Nggak Perlu Uang, Daftar Ulang di Sekolah Ini Cukup Bayar Pakai Hasil Bumi

16 Juli 2024
MTs Pakis di Banyuwangi. (Foto: Arbi Anugrah/detikcom)

Madrasah Tsanawiyah (MTs) Pakis tidak memungut biaya pendaftaran kepada muridnya. Sebagai gantinya, biaya daftar ulang diganti menggunakan hasil bumi.

Sekolah berbasis agroforestry (wanatani) ini, terletak di Desa Gunung Lurah, Kecamatan Cilongok, Banyumas, Jawa Tengah.
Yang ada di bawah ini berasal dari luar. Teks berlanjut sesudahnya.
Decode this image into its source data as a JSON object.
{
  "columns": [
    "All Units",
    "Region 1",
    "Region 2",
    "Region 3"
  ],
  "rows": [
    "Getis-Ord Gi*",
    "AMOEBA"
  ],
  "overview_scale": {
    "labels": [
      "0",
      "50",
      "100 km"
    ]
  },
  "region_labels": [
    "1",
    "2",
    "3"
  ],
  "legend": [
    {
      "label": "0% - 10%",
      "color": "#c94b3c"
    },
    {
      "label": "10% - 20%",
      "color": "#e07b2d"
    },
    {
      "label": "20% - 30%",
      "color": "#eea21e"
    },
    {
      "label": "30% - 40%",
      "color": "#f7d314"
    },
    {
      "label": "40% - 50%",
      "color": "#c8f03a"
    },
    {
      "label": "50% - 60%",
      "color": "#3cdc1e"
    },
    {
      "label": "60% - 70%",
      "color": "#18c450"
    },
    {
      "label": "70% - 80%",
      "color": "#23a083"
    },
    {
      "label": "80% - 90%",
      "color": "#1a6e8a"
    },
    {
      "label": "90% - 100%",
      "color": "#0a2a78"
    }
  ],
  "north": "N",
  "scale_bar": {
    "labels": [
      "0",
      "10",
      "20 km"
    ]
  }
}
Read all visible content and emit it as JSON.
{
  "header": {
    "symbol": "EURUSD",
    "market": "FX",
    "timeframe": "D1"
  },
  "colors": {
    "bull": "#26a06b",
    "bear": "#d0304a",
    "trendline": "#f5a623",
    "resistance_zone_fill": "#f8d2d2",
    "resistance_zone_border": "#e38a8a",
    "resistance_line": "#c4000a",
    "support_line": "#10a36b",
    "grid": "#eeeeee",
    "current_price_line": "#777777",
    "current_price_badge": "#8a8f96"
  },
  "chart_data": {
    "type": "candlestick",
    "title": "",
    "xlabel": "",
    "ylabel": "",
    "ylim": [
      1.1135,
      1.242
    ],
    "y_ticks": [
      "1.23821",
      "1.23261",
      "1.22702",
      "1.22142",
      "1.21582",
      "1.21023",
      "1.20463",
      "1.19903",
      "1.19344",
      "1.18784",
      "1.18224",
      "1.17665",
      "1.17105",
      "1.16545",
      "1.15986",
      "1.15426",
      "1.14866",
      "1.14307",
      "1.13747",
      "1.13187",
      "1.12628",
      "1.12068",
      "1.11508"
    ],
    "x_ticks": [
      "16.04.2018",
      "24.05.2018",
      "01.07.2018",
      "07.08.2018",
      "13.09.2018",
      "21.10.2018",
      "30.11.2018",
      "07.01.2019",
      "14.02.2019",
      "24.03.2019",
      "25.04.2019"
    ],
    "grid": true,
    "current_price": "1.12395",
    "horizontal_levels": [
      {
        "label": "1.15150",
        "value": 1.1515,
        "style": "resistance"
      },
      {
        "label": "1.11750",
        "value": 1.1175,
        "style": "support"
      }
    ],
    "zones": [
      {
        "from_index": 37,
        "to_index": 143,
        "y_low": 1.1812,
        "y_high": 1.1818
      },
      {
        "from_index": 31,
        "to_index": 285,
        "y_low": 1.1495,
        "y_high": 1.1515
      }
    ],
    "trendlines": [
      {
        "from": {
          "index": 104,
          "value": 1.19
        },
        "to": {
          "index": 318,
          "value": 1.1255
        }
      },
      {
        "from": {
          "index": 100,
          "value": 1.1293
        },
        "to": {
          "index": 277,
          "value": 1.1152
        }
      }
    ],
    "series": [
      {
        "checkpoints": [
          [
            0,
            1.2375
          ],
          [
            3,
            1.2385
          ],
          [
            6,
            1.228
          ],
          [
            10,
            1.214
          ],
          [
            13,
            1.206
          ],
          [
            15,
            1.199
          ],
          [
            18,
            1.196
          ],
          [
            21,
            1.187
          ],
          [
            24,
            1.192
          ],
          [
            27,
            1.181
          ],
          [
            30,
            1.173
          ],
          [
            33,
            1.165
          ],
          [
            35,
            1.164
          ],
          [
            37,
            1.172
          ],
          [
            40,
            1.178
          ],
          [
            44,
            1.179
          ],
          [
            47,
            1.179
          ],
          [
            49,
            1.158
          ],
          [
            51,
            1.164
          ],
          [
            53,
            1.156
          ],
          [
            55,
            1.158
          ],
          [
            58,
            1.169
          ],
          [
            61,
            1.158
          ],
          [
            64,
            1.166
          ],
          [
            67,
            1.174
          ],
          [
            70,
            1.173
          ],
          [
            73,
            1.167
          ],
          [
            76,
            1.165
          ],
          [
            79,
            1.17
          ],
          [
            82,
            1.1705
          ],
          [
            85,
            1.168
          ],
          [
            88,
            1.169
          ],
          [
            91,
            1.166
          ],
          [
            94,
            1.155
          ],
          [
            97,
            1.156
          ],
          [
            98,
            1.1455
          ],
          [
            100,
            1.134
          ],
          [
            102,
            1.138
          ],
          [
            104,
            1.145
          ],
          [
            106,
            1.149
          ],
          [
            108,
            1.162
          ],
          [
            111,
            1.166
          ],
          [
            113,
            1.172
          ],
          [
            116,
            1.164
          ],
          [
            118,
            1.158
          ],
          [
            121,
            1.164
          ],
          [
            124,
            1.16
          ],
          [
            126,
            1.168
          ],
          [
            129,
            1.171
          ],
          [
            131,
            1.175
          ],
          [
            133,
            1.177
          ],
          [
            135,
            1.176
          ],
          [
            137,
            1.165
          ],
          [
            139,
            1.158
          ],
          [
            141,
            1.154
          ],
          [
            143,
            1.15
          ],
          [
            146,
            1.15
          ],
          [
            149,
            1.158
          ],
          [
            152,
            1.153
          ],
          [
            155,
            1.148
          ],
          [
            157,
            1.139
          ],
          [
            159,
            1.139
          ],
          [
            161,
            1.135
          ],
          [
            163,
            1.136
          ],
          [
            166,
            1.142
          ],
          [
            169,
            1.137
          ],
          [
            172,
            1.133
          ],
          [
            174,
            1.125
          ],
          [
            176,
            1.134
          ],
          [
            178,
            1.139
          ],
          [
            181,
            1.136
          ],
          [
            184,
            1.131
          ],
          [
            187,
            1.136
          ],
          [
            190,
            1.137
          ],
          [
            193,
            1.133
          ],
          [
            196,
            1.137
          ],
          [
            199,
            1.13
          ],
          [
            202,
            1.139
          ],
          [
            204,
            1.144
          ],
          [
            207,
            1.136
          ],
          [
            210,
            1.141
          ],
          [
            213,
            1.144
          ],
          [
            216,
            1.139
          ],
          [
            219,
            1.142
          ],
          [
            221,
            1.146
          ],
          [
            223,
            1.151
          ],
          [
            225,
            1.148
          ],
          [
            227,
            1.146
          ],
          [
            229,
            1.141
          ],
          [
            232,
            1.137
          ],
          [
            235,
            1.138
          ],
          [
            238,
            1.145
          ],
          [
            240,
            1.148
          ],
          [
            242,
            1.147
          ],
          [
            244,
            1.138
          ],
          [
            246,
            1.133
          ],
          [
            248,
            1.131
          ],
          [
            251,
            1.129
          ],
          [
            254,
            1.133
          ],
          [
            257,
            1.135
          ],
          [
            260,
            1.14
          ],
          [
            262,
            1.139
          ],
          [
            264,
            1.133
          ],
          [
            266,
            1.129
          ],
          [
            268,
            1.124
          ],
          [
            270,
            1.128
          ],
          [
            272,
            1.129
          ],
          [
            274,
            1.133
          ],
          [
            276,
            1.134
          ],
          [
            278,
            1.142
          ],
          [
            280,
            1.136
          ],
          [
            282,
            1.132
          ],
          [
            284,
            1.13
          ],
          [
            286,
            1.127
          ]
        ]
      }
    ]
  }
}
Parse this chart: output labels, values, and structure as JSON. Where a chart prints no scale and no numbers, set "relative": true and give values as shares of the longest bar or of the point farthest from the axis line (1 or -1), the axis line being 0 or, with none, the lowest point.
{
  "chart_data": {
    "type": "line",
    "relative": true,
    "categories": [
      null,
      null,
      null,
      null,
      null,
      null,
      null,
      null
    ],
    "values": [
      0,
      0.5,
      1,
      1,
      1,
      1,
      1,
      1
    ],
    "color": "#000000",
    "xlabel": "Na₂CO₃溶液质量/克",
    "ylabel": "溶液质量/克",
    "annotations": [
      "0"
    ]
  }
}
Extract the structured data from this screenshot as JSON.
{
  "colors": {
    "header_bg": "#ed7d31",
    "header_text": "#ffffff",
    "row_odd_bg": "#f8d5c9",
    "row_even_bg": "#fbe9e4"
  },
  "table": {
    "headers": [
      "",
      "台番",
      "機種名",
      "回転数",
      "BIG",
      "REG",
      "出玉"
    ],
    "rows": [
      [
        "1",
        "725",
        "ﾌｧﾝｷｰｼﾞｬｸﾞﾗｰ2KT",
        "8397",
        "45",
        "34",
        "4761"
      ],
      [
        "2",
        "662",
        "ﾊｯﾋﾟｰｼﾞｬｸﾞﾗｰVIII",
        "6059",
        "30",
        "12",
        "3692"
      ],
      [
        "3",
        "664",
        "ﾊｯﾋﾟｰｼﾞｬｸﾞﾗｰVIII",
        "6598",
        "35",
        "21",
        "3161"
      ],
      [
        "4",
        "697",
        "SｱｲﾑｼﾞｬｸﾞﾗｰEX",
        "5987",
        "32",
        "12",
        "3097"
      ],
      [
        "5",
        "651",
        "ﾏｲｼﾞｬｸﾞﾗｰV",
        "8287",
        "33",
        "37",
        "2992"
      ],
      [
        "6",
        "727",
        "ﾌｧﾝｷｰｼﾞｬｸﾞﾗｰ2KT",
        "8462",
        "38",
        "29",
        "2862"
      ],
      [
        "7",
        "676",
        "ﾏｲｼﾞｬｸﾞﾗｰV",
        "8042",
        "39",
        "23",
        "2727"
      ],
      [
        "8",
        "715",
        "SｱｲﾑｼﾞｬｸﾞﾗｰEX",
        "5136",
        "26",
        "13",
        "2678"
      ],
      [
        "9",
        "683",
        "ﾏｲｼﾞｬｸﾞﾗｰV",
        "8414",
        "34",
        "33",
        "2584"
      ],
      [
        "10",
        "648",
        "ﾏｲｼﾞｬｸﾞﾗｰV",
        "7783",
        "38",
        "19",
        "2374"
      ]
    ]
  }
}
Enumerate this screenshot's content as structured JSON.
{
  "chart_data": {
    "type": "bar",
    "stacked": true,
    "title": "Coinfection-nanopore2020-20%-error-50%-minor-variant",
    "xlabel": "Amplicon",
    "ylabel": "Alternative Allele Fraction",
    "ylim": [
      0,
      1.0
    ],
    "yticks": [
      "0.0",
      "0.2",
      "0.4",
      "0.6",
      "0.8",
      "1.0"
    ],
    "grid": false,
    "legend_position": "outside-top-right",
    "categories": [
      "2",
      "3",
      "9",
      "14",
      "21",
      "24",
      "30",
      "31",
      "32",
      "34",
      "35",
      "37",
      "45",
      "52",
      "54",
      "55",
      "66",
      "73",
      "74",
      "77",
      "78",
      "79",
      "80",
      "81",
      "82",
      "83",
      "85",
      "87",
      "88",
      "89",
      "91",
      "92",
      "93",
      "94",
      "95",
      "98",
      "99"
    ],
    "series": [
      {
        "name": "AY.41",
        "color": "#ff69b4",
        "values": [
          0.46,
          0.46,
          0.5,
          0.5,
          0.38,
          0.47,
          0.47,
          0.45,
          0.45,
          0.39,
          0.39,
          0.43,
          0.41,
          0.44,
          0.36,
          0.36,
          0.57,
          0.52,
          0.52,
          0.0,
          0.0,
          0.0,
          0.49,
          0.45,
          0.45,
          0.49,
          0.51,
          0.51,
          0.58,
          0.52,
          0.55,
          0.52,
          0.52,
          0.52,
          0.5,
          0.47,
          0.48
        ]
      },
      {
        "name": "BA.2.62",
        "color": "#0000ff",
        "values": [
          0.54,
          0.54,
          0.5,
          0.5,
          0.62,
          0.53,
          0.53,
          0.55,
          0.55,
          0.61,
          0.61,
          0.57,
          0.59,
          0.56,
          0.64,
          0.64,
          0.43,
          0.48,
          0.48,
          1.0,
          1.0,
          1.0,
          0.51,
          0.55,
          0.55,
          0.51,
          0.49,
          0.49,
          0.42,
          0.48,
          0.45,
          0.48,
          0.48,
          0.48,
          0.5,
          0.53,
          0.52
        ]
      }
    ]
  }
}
Kebijakan tersebut, bertujuan untuk memberikan keringanan kepada anak-anak kurang mampu yang tinggal di pinggir hutan.

Merangkum dari berbagai sumber, daftar ulang tahun ajaran baru 2024-2025 di sekolah ini, dibayarkan dengan menggunakan hasil bumi.

Kepala MTs Pakis Isrodin mengatakan, daftar ulang menggunakan hasil bumi merupakan upaya memberi kesempatan bersekolah pada anak desa yang kebanyakan berasal dari keluarga miskin.

“Hasil bumi ini sebagai ikatan saja, pendaftaran sekolah tidak harus dengan uang. Dengan hasil bumi sebagai bentuk ikatan bahwa setiap anak desa punya kesempatan yang harus dilayani untuk mendapat pendidikan yang layak,” ujar Isrodin kepada Beritasatu.com, disitat Selasa (15/7).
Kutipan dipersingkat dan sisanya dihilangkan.